Die Sprache der Politiker_innen

Linguistin untersuchte Reden amerikanischer Präsidenten

Eine Rede von Politiker_innen ist meist gut durchdacht - schließlich wollen sie damit ihre eigenen Botschaften transportieren und Wähler_innen für sich gewinnen. Die Linguistin Marta Degani hat sich aus sprachwissenschaftlicher Perspektive mit Reden von US-Politiker_innen beschäftigt, darunter Wahlreden von Barack Obama, aber auch von Hillary Clinton und Donald Trump.

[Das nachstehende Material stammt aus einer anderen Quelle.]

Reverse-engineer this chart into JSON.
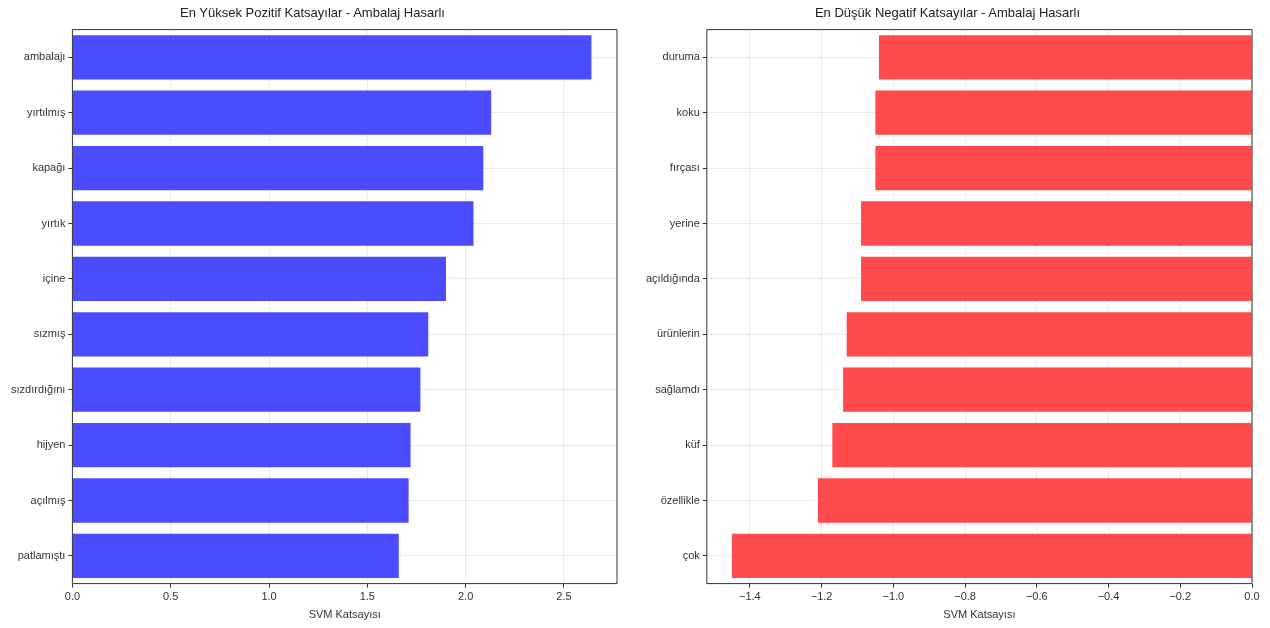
{
  "chart_data": [
    {
      "type": "bar",
      "orientation": "horizontal",
      "title": "En Yüksek Pozitif Katsayılar - Ambalaj Hasarlı",
      "xlabel": "SVM Katsayısı",
      "categories": [
        "ambalajı",
        "yırtılmış",
        "kapağı",
        "yırtık",
        "içine",
        "sızmış",
        "sızdırdığını",
        "hijyen",
        "açılmış",
        "patlamıştı"
      ],
      "values": [
        2.64,
        2.13,
        2.09,
        2.04,
        1.9,
        1.81,
        1.77,
        1.72,
        1.71,
        1.66
      ],
      "color": "#4b4bff",
      "xlim": [
        0,
        2.77
      ],
      "xticks": [
        {
          "value": 0,
          "label": "0.0"
        },
        {
          "value": 0.5,
          "label": "0.5"
        },
        {
          "value": 1,
          "label": "1.0"
        },
        {
          "value": 1.5,
          "label": "1.5"
        },
        {
          "value": 2,
          "label": "2.0"
        },
        {
          "value": 2.5,
          "label": "2.5"
        }
      ],
      "grid": true,
      "legend": false
    },
    {
      "type": "bar",
      "orientation": "horizontal",
      "title": "En Düşük Negatif Katsayılar - Ambalaj Hasarlı",
      "xlabel": "SVM Katsayısı",
      "categories": [
        "duruma",
        "koku",
        "fırçası",
        "yerine",
        "açıldığında",
        "ürünlerin",
        "sağlamdı",
        "küf",
        "özellikle",
        "çok"
      ],
      "values": [
        -1.04,
        -1.05,
        -1.05,
        -1.09,
        -1.09,
        -1.13,
        -1.14,
        -1.17,
        -1.21,
        -1.45
      ],
      "color": "#ff4b4b",
      "xlim": [
        -1.52,
        0
      ],
      "xticks": [
        {
          "value": -1.4,
          "label": "−1.4"
        },
        {
          "value": -1.2,
          "label": "−1.2"
        },
        {
          "value": -1,
          "label": "−1.0"
        },
        {
          "value": -0.8,
          "label": "−0.8"
        },
        {
          "value": -0.6,
          "label": "−0.6"
        },
        {
          "value": -0.4,
          "label": "−0.4"
        },
        {
          "value": -0.2,
          "label": "−0.2"
        },
        {
          "value": 0,
          "label": "0.0"
        }
      ],
      "grid": true,
      "legend": false
    }
  ]
}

„Politische Kommunikation ist in den USA sehr stark professionalisiert. Hier wird kaum etwas dem Zufall überlassen“, berichtet Marta Degani (Institut für Anglistik und Amerikanistik der Alpen-Adria-Universität Klagenfurt). Die Forschungen von ihr und weiteren Kolleg_innen zeigen, dass viele US-amerikanische Politiker_innen in ihrer Sprache auf zwei Modelle des Linguisten George Lakoff züruckgreifen. Das eine ist das des „Strict Father“ (strenger Vater), das andere das des „Nurturant Parent“ (sich kümmernden Elternteils). Während das eine Modell auf Autorität, hierarchischer Machtverteilung und einer starken Führungsfigur beruht, ist das andere Modell von Gleichberechtigung, horizontaler Machtverteilung und gegenseitiger Fürsorglichkeit geprägt. Je nachdem, in welchem sozial-kulturellen Kontext jemand aufwächst, fühlt er/ sie sich eher vom einen oder anderen Modell angesprochen. „Bedienen nun Politikerinnen und Politiker das jeweils passende Modell, verwenden bestimmte Metaphern und Begriffe und erzählen dazu passende ‚Stories‘, fühlt man sich eher angesprochen.“ Marta Degani hat mit der Brille dieser Theorie die Wahlreden von Barack Obama aus der Kampagne 2008 analysiert und kam dabei zum klaren Ergebnis: „Die Rolle als ‚Nurturant Parent‘ entspricht seinem politischen Credo.“

„Storytelling“ als kommunikative Strategie
Eine wichtige Rolle in der politischen Kommunikation spielt das „Storytelling“ als kommunikative Strategie. Auch hierfür ist laut Marta Degani Barack Obama ein gutes Beispiel: „Er erzählt verschiedene Geschichten: Von sich, seiner Herkunft, seiner Familie, aber auch Geschichten über den normalen amerikanischen Bürger. Darüber hinaus gibt es die Geschichten, die Amerika als großartige Nation darstellen.“ Sind europäische Politiker_innen ebenso gute Geschichtenerzähler_innen? Degani findet: „Ja, aber vielleicht nicht ganz so geschickt wie in den USA.“

Reden, die auch von 10-Jährigen verstanden werden
Politische Sprache sei stark von der jeweiligen Kultur geprägt. Dies gelte nicht nur regional, sondern auch historisch. Aktuell beobachtet Marta Degani einen Trend des Anti-Intellektualismus, der als soziales Phänomen zutage tritt und mitunter in Formen des politischen Populismus sichtbar wird. Einen interessanten Beleg dafür fand Marta Degani in den so genannten „Announcement Speeches“ von Hillary Clinton und Donald Trump, in denen sie ihre Kandidatur für die US-Präsidentschaft 2015 erklärten. Degani nutzte Lesbarkeitstests, um zu untersuchen, wie komplex diese Reden sind, und ein Ergebnis, das nicht sehr verwundert, ist: „Donald Trumps Rede kann auch von einem 10-jährigen Kind verstanden werden.“ Ein Beispiel in Zahlen: „12 Prozent der Wörter in Clintons Rede sind komplex während Trump nur 7,7 Prozent an komplexen Wörtern verwendet. Außerdem bestehen Clintons Sätze im Schnitt aus 16 Worten, Trumps aus 10.